Estrelado por Wagner Moura, o filme se passa no Recife dos anos 1970, e retrata o período da ditadura sob a ótica da perda da memória coletiva. O diretor e roteirista Kleber Mendonça Filho conta a história de Marcelo, um professor universitário que volta para a capital pernambucana fugindo de seu passado misterioso.

"Achei que construindo um universo bem palpável, bem físico, sensorial, quase de você sentir que está 50 anos atrás no Brasil, já seria uma boa maneira de fazer o espectador entrar numa imersão", disse o cineasta em entrevista ao Estadão. "O fato de a ditadura não ser citada nominalmente pouco importa, porque o clima do Brasil de época, se fosse bem renderizado, a história seria forte."

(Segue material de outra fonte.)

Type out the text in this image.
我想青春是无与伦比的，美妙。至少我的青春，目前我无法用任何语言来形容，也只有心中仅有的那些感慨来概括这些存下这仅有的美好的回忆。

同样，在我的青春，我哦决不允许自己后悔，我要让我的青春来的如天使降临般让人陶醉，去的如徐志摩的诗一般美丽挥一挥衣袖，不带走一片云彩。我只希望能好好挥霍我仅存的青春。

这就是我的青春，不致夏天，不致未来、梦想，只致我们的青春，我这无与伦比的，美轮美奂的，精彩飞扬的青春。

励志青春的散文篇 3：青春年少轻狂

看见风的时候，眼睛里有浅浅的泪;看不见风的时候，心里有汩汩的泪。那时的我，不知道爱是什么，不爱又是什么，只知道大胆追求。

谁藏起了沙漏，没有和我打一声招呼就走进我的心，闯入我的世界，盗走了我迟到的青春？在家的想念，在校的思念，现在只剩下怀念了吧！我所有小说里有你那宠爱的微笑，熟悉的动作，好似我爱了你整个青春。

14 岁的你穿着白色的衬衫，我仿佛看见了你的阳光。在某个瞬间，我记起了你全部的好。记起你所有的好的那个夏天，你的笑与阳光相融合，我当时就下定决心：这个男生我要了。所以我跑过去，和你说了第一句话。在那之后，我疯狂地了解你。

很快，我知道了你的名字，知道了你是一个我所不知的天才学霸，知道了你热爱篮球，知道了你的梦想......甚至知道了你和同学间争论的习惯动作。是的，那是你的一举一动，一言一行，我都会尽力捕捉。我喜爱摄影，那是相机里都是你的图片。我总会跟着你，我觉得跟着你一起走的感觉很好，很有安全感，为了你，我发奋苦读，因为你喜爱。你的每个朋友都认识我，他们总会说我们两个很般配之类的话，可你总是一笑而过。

Mas como reproduzir este clima de época? Diversos profissionais que trabalharam no filme contaram detalhes dos bastidores ao público durante o Expocine Decupa 2025, evento paralelo da feira de negócios realizado em São Paulo no fim de setembro. Confira a seguir.

Com 'O Agente Secreto', Wagner Moura se tornou o primeiro brasileiro a vencer o prêmio de Melhor Ator no Festival de Cannes
Com 'O Agente Secreto', Wagner Moura se tornou o primeiro brasileiro a vencer o prêmio de Melhor Ator no Festival de Cannes
Foto: CinemaScopio/Divulgação / Estadão

Girando a engrenagem

Os setores de pré-produção, produção e produção executiva são responsáveis por áreas diferentes da execução de um filme, mas sem elas uma coisa é certa: a engrenagem não gira.

Emilie Lesclaux, responsável por conduzir o projeto desde sua concepção inicial, em 2020, conta que o filme surgiu da vontade de Kleber de recriar as memórias da infância. Por isso, todo o processo de troca entre as equipes acabou sendo bastante humano e colaborativo.

Da mesma forma, uma segunda inspiração para o filme, o documentário Retratos Fantasmas (2023), foi importante para conduzir a pesquisa do que era o Recife dos anos 70. O desafio de encontrar as locações que correspondiam ao período era uma missão da diretora de produção Mariana Jacob.

Segundo ela, um dificultador era o fato de Kleber desejar filmar com planos abertos, um tipo de enquadramento que permite que o ambiente seja visto em detalhes. Por isso, a solução encontrada foi rodar determinadas cenas em prédios públicos - eram os locais que estavam mais preservados historicamente.

A escolha e a preparação do elenco

Responsáveis pelo casting e pela preparação de elenco, Gabriel Domingues e Leonardo Lacca explicam que a escalação é fundamental para se contar a história de forma autêntica. Segundo eles, Kleber escreveu a história de O Agente Secreto com dois atores em mente: Wagner Moura e Tânia Maria.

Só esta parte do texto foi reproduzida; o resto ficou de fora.